Human-gated API access vs x402 agent-native access

Not just Anthropic

The x402 protocol is a real ecosystem. Coinbase launched it in May 2025, and by December it had processed over 75 million transactions. Cloudflare co-launched the x402 Foundation. Stripe started using it for AI agent payments in February 2026. Anthropic is a publicly listed ecosystem participant alongside Google Cloud and AWS.

The facilitator URLs in the source point to real, operational endpoints. The USDC contract addresses match actual mainnet and testnet deployments. This isn’t speculative code.

The /x402 command supports multiple networks: Base mainnet, Base Sepolia (testnet), Ethereum mainnet, and Ethereum Sepolia. Supporting multiple networks including testnets is standard practice for production-grade blockchain integrations - it means developers can experiment with fake money before switching to real funds.

Is this real?

How do we know this code is genuine and not something injected into the leaked repo?
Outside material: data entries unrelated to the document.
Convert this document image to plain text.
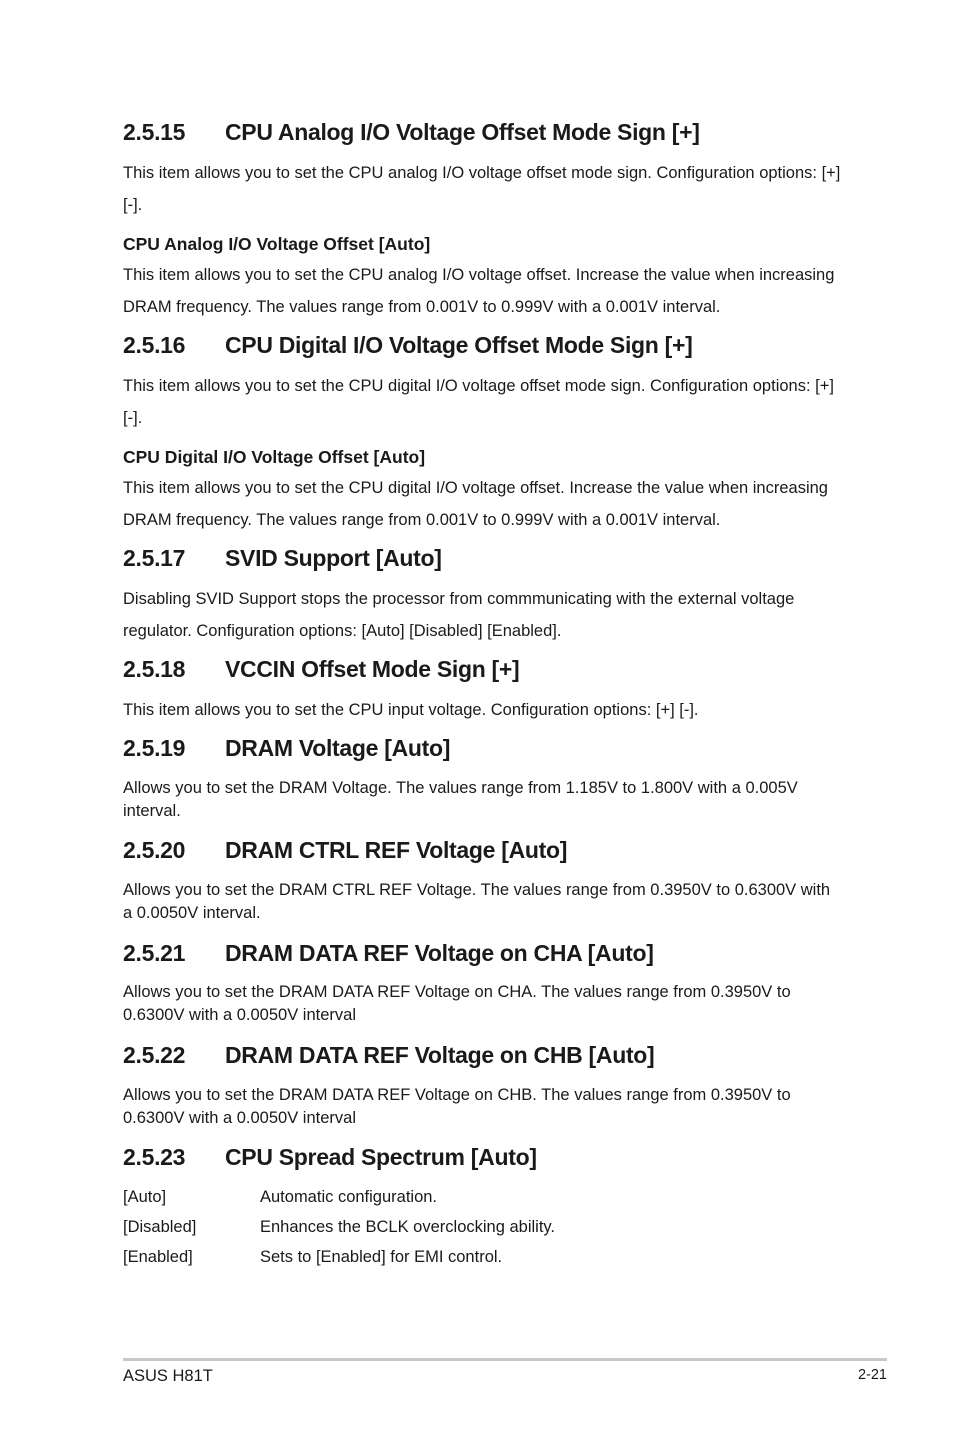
2.5.15 CPU Analog I/O Voltage Offset Mode Sign [+]

This item allows you to set the CPU analog I/O voltage offset mode sign. Configuration options: [+] [-].

CPU Analog I/O Voltage Offset [Auto]

This item allows you to set the CPU analog I/O voltage offset. Increase the value when increasing DRAM frequency. The values range from 0.001V to 0.999V with a 0.001V interval.

2.5.16 CPU Digital I/O Voltage Offset Mode Sign [+]

This item allows you to set the CPU digital I/O voltage offset mode sign. Configuration options: [+] [-].

CPU Digital I/O Voltage Offset [Auto]

This item allows you to set the CPU digital I/O voltage offset. Increase the value when increasing DRAM frequency. The values range from 0.001V to 0.999V with a 0.001V interval.

2.5.17 SVID Support [Auto]

Disabling SVID Support stops the processor from commmunicating with the external voltage regulator. Configuration options: [Auto] [Disabled] [Enabled].

2.5.18 VCCIN Offset Mode Sign [+]

This item allows you to set the CPU input voltage. Configuration options: [+] [-].

2.5.19 DRAM Voltage [Auto]

Allows you to set the DRAM Voltage. The values range from 1.185V to 1.800V with a 0.005V interval.

2.5.20 DRAM CTRL REF Voltage [Auto]

Allows you to set the DRAM CTRL REF Voltage. The values range from 0.3950V to 0.6300V with a 0.0050V interval.

2.5.21 DRAM DATA REF Voltage on CHA [Auto]

Allows you to set the DRAM DATA REF Voltage on CHA. The values range from 0.3950V to 0.6300V with a 0.0050V interval

2.5.22 DRAM DATA REF Voltage on CHB [Auto]

Allows you to set the DRAM DATA REF Voltage on CHB. The values range from 0.3950V to 0.6300V with a 0.0050V interval

2.5.23 CPU Spread Spectrum [Auto]
[Auto]	Automatic configuration.
[Disabled]	Enhances the BCLK overclocking ability.
[Enabled]	Sets to [Enabled] for EMI control.
ASUS H81T	2-21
The x402 code is deeply wired into four core modules that have nothing to do with payments: the command registry, the main API client, the web fetch utility layer, and the session cost tracker. It’s not sitting in an isolated folder - it’s integrated into the plumbing.

The coding patterns are internally consistent with the rest of the codebase: same documentation conventions, same logging utilities, same config access patterns, same error handling style. Injecting this would mean modifying four unrelated core modules in a way that perfectly matches the existing codebase style. Combined with Anthropic being publicly listed as an x402 ecosystem participant, this is almost certainly real.

That said, features in source don’t necessarily ship to every user. This could be feature-flagged, experimental, or reserved for specific use cases. Treat this as “what the source reveals” rather than “what every Claude Code user has access to today.”

What this means for agents

Imagine Claude Code placing orders on Amazon. Or an agent swarm collaborating on open-ended work, where each member independently decides when it’s worth paying for premium data to do its job better. Instead of agents writing code for us, they might start operating more like autonomous workers - collaborating, making judgment calls, building their own tools when they find it efficient.

Micropayments are a necessary precondition for all of this. Game-theoretic incentives around value exchange require that agents can actually transact. Without that, you can’t have agents optimizing their own time and token spend.

AI agents are about to get wallets. And cryptocurrency adoption among AI agents might outpace what it managed in over a decade of trying to get humans on board.